Du coup avec les copainEs on va le voir pour lui dire d’arrêter et de partir, et on le signale aux personnes de l’organisation du festival. Quelle n’est pas notre surprise lorsque nous nous entendons dire (nous étions plusieurs, dont des témoins oculaires directs) qu’ils ne peuvent pas lui dire de partir, parce qu’il n’y a pas de preuves et que c’est « sa parole contre la votre ». Il m’est donc sympathiquement conseillé de passer mon chemin, et de l’éviter puisqu’il est relou. C’est normal, je n’ai qu’à pas le tenter par ma présence provocatrice. C’est vrai, quand même, en portant un sweat à capuche je l’ai un peu cherché. On me dit également qu’il faut le comprendre parce qu’il a bu, et que moi aussi, donc bon, ça n’est pas important. Il est bien connu qu’on a le droit d’être sexiste dès qu’on est saoul.

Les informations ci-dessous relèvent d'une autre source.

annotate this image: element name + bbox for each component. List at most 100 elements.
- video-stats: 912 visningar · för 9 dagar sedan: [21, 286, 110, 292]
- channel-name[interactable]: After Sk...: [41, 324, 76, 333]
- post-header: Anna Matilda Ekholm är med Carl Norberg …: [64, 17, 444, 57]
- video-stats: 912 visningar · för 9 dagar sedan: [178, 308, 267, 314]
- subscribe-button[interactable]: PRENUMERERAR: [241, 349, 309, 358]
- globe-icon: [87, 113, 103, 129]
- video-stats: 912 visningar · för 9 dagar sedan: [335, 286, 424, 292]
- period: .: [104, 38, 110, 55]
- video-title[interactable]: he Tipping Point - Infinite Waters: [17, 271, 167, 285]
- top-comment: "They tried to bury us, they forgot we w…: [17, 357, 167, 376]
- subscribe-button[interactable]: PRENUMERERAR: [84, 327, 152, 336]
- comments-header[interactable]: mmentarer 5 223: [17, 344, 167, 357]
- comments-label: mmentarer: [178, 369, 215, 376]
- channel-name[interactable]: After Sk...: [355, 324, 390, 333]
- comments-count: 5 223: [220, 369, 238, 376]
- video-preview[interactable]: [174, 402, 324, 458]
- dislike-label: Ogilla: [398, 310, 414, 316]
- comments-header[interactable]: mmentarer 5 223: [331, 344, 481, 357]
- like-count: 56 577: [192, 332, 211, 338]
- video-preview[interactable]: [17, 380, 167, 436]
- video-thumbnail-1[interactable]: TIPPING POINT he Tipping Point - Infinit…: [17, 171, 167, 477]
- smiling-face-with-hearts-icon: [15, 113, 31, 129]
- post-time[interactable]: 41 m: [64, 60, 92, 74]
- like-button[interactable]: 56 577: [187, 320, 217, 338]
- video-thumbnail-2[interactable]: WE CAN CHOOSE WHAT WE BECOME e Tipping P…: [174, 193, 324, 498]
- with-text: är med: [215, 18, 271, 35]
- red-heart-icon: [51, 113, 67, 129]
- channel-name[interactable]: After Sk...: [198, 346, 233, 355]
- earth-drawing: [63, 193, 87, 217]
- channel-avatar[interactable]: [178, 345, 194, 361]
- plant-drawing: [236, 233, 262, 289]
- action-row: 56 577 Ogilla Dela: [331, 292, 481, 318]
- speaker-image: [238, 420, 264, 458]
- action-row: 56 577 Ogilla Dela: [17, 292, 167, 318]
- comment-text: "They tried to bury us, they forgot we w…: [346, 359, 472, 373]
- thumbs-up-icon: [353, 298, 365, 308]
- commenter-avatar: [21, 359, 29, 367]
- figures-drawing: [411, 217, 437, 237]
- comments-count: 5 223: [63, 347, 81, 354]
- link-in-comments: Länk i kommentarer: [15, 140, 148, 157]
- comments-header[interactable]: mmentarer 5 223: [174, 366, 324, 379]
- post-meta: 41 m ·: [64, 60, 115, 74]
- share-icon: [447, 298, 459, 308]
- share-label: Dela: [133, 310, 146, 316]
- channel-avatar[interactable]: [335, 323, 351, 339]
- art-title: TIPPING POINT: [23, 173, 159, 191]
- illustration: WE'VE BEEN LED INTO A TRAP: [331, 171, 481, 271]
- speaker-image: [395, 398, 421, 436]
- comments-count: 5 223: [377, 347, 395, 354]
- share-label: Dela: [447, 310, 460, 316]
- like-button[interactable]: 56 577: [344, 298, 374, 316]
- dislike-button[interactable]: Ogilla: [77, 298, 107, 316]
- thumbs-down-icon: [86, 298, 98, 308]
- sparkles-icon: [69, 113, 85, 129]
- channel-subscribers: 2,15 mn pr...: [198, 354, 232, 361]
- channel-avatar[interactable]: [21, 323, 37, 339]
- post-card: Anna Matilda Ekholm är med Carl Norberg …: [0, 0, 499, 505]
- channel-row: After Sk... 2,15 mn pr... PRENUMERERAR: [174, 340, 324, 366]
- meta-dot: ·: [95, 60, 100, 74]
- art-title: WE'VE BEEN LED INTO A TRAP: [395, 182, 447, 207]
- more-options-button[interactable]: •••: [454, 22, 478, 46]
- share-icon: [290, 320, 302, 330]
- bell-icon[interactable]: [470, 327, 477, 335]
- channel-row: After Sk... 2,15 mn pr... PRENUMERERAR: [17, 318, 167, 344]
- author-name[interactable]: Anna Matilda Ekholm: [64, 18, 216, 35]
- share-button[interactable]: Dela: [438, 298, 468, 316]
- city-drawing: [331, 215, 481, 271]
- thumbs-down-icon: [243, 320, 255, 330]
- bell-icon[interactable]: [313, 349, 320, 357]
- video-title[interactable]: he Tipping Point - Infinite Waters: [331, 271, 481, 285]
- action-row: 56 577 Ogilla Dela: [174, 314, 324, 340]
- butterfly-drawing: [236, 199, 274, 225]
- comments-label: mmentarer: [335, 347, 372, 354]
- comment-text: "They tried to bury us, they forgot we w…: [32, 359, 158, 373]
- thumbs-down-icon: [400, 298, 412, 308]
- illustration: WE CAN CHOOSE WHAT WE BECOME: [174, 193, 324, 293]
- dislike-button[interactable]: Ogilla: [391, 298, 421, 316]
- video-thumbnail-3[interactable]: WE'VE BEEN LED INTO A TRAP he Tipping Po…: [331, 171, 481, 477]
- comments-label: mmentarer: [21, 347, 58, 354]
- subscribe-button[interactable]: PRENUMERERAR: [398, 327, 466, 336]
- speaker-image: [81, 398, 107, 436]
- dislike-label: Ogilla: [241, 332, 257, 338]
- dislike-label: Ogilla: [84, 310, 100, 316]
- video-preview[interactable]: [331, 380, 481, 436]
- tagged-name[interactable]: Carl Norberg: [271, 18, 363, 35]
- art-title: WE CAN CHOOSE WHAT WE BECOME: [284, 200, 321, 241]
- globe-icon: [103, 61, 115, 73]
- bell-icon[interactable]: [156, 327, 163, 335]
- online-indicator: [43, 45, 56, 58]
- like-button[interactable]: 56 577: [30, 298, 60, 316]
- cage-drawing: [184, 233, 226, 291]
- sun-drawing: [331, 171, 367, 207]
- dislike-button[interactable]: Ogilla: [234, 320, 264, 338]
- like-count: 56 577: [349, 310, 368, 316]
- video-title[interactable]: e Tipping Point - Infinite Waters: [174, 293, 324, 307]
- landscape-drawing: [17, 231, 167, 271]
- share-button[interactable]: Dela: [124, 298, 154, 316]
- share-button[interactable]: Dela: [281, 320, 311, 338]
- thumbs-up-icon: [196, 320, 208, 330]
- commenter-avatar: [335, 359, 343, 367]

Il est inacceptable que dans un festival militant, face à une situation de harcèlement sexuel, ce soit la victime qui doivent courber l’échine et s’en aller. Est-ce si compliqué de dire à un homme coupable de ce genre de fait de quitter le concert ? Est-ce si difficile de comprendre la peur que cela distille dans l’esprit de la victime ? La détresse qui en découle, l’injustice de la solidarité patriarcale sont choquantes de la part d’un festival qui se réclame de valeurs progressistes et d’une volonté de réfléchir au monde dans lequel nous vivons.
Je ne blâme pas ici l’ensemble du festival, que je fréquente depuis plusieurs années déjà, mais il serait souhaitable que ce genre de situation soient réfléchies et gérées d’une manière moins sexiste à l’avenir. Ou alors le festival risque de se vider d’une bonne partie de ses participantes, et également des participants qui se sentent un minimum solidaires du sexe opposé.